While the Standing Committee does grant several petitions each year, nearly all of those granted come from students who have changed concentrations late in their academic career, are pursuing a joint concentration or can show some other extenuating academic circumstance that prevents them from taking a designated Core course. Very few petitions are granted to students who simply want to learn an "approach to knowledge" from a departmental course as opposed to one recognized as part of the Core.
What's more, the Core Office is hesitant to release information about which departmental courses--outside of the few departmental courses officially recognized by the Core--have previously been accepted for Core credit, nor does it reveal the likelihood that a given petition will be granted.
Indeed, although the Core Committee claims that most departmental courses are significantly different from Core courses in ways that make them inadequate for teaching an "approach to knowledge," it provides little insight into what those differences are. Consequently, the petition process is rendered largely ornamental and provides little assistance for students wishing to broaden their academic horizons though courses more substantive and challenging than those offered by the Core.
Even those types of petitions that the Core Committee sanctions--and, to some extent, encourages--provide less flexibility than is claimed. For example, students can petition for Foreign Cultures credit for a full-year foreign language course beyond the first-year level. However, despite this provision, many foreign language courses--even those with substantial literary, historical and political components--do not pass muster with the Core Committee. The Spanish 35-36 sequence includes novels by Gabriel Garcia Marquez and an in-depth study of several South American countries, but petitions to receive Core credit for these courses have repeatedly been rejected by the Core Committee.

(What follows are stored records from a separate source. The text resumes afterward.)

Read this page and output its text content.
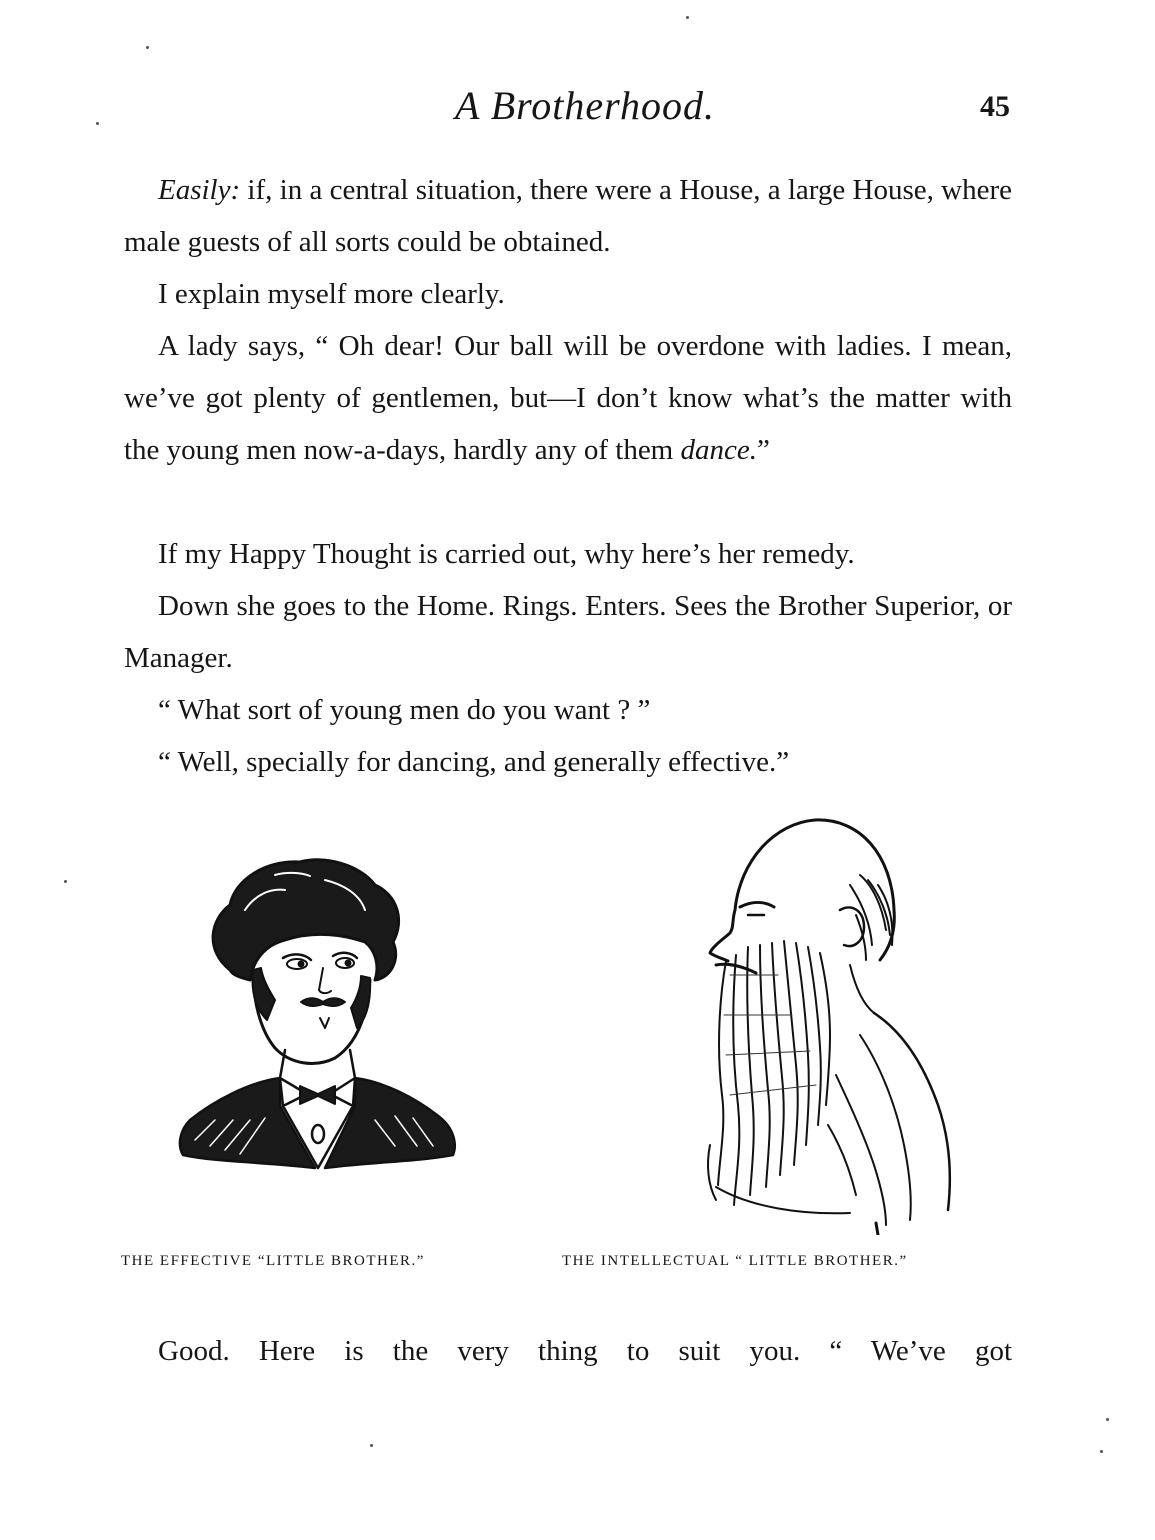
A Brotherhood.	45

Easily: if, in a central situation, there were a House, a large House, where male guests of all sorts could be obtained.

I explain myself more clearly.

A lady says, “ Oh dear! Our ball will be overdone with ladies. I mean, we’ve got plenty of gentlemen, but—I don’t know what’s the matter with the young men now-a-days, hardly any of them dance.”

If my Happy Thought is carried out, why here’s her remedy.

Down she goes to the Home. Rings. Enters. Sees the Brother Superior, or Manager.

“ What sort of young men do you want ? ”

“ Well, specially for dancing, and generally effective.”

THE EFFECTIVE “LITTLE BROTHER.”	THE INTELLECTUAL “ LITTLE BROTHER.”

Good. Here is the very thing to suit you. “ We’ve got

Similarly, to earn a foreign language citation, a student must take four-half courses above the first-year level, at least two of which must be third-year level or beyond. Yet even a citation does not entitle students to Foreign Cultures credit, for which they can petition only after taking yet another half-course in that language, usually at or beyond the 100 level. This seems an unreasonable burden, considering that most upper-level language courses are literary or historical, not grammatical, and offer at least as much breadth and depth as any Foreign Cultures Core.
Further inconsistencies can be found throughout the Core. Unfortunately, these problems have not been addressed, and the petition process has become more rather than less arbitrary in recent years. Students who entered the college before Sept. 1999 were given greater flexibility with respect to exemptions from the Science A and B Core areas. Those who received a score of 4 or 5 on the Advanced Placement (AP) Biology exam could receive credit for Science B, while scores of 4 or 5 on either AP Chemistry or AP Physics counted for Science A credit. (Students could not, however, receive exemptions from both Core areas.) The administration's decision to rescind these exemptions made little sense. The scientific "approaches to knowledge" taught in AP biology, chemistry and physics courses have not changed. And presumably the College does not dispute the quality of AP courses, since students are still given advanced standing credit for these courses every year.
The petition process does not provide students with the flexibility necessary for intellectual exploration. Rather, it reinforces the idiosyncrasies of a Core Program that corrals students into a few substandard courses without providing them a broad-based liberal arts education.